The Word theology, outlined above, would be familiar to first century hearers of the prologue. In contrast, they would have been surprised by John’s particular telling of the story of Jesus because the male Logos (the Word) is being spoken about in the way the Wisdom Books speak of the female figure, Wisdom-Sophia. The one declared to be with God from the beginning (John 1:1), pre-existent with God and through whom “all things” (pánta) came to be, is named not as female Wisdom-Sophia (Proverbs 8:22-25) but the male Logos. The Logos is source of life (John 1:9) instead of Sophia (Wisdom 8:13).

All things

By Plato’s time, the word pánta, all things, was one of several ways of naming the universe. In the Wisdom traditions it refers to the other-than-human creation (Wisdom 7:15-22). The narrator in Wisdom 9:1–2 addresses God: you “have made all things by your word, and by your wisdom have formed humankind.” Thus, the word and wisdom, along with humankind and “all things,” are linked. Sophia “pervades and penetrates all things” (7:24), and “can do all things” and “renews all things” (7:27). Sophia, reaching from one end of the earth to the other, “orders all things well” (8:1). 

Because “she is an initiate in the knowledge of God” wisdom is “the active cause of all things” (8:4–5). This biblical use of the phrase, “all things,” to convey a sense of the cosmos, matches a similar phrase, “holds all things together,” found in ancient Stoic philosophy to express a concept for a divine bond that unified the world. In summary, in the divine Sophia, the Hellenistic intellectual tradition of a unified cosmos is expressed in biblical terms.

The Word became flesh

The becoming of Jesus is not expressed as a birth. Instead, “the Word logos became flesh sarx) and lived among us” (literally pitched a tent in us). Sophia pitched her tent (Sirach 24:8) and “appeared on earth and lived with humankind” (Bar 3:37) but never became flesh as Jesus does. It is significant that the prologue states that Jesus became not “a man”, or even “a human person”, but flesh sarx.

In classical and biblical writings sarx has a range of meanings, among them a strand linking humans persons with other living creatures. Often the word “all” is inserted. God’s continuing relationship with creation is with “all flesh” - not just human persons. In the flood, the focus is on “all flesh” (Gen 6:13-22; 7:15-16,) and later the covenant is made with “all flesh” (Gen 9:8–11). God sustains “all flesh” (Ps 136:25) and “all flesh” praises God (Ps 145:21).
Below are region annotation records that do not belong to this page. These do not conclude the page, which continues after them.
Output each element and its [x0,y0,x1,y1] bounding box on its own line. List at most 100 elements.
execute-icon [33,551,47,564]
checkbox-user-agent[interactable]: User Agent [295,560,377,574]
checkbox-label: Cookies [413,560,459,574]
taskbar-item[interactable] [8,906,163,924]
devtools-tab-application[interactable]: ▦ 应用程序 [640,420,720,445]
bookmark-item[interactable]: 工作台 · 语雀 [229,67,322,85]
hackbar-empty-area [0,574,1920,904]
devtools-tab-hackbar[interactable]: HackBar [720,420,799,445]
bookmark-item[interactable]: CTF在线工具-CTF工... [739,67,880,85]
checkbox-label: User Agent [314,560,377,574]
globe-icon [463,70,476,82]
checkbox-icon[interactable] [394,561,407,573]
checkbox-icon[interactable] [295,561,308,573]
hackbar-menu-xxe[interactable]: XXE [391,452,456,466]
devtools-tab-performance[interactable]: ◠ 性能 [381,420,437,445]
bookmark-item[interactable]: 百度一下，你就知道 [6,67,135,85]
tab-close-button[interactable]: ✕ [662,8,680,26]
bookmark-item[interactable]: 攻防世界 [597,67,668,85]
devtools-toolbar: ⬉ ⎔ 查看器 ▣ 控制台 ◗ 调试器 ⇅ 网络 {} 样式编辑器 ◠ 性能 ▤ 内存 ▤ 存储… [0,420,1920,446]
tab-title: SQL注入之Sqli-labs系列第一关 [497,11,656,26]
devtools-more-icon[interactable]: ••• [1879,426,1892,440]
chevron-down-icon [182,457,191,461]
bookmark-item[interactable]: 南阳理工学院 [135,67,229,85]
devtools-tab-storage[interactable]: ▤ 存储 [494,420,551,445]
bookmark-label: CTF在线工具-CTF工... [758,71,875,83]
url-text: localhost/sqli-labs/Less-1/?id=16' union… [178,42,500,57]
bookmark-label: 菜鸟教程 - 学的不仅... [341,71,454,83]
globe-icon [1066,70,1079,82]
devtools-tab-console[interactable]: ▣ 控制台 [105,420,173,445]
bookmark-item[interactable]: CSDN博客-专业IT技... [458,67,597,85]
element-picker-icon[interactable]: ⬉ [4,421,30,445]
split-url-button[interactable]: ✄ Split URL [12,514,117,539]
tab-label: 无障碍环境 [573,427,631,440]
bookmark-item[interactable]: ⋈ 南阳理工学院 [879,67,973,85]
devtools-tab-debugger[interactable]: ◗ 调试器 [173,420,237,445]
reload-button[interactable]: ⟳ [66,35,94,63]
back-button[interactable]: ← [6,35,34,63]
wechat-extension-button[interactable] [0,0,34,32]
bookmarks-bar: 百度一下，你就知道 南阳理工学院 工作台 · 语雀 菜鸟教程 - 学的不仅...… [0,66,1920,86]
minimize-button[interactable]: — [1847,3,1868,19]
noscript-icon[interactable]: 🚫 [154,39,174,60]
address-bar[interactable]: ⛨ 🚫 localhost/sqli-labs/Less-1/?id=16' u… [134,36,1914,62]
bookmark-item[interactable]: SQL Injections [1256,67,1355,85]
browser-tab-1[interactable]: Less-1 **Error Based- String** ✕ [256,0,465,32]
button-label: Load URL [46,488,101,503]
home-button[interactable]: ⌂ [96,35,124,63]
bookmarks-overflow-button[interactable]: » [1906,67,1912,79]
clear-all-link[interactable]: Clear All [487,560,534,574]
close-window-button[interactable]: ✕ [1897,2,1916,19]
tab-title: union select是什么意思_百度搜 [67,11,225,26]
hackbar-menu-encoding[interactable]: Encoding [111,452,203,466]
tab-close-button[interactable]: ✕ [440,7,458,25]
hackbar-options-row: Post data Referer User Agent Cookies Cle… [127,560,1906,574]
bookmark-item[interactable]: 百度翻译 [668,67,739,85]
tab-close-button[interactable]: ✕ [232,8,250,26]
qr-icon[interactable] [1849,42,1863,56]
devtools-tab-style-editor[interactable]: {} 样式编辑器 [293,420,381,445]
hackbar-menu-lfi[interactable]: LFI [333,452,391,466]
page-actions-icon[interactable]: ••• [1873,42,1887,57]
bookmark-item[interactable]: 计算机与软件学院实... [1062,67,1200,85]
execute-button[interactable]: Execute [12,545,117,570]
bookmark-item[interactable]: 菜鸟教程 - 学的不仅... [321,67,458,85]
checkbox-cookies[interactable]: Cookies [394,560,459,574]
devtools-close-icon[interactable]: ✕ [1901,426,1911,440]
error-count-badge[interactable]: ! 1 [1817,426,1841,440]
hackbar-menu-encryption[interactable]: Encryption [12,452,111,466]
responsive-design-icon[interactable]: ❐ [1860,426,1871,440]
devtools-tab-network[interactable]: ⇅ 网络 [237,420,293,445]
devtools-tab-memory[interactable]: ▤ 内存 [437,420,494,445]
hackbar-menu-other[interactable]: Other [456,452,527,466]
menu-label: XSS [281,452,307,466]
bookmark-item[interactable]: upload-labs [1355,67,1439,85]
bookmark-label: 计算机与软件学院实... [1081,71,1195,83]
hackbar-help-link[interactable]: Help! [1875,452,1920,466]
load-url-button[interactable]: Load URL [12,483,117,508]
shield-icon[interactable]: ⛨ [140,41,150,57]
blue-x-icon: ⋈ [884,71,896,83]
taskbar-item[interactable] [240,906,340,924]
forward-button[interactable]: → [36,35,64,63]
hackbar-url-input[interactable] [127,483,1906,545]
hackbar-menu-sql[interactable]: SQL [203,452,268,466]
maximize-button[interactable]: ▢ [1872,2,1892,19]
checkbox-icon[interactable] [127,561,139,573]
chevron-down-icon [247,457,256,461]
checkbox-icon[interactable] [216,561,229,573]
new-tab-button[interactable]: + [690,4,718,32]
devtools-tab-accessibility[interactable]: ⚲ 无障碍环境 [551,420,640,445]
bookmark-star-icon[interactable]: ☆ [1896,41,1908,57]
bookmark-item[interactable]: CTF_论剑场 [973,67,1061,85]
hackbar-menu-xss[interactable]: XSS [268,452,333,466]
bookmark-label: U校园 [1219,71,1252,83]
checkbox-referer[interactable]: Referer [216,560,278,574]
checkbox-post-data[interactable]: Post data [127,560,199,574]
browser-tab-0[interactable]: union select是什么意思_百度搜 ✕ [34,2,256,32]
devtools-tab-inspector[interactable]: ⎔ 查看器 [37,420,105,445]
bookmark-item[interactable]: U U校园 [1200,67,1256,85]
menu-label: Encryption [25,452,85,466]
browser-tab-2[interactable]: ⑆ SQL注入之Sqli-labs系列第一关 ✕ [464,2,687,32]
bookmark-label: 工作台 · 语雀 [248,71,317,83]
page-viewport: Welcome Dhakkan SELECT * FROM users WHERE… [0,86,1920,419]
In John’s prologue the Incarnation is not a one-off event to be celebrated at Christmas. The interconnections of biblical and ancient cosmologies are reshaped in order to insert Jesus, the Word made flesh, into an evolving understanding of our incarnate, dynamic God and the universe. Creation and Incarnation are interrelated.

The French philosopher, Remi Brague, explains how ancient cosmologies link cosmology and the human person. Cosmology is linked to a wisdom in this world leading to contemplation, which leads to ethical action. Read in this way the prologue speaks of a long, enduring love story of the ever-unfolding interconnection of God, the cosmos, flesh and “all things.”

The wonder and beauty of this understanding affirms and challenges the 21st century-reader to live wisely, caring for our cosmic home on Earth with its complex, evolving, beautiful, suffering and global world.


Published in Tui Motu Magazine December 2015.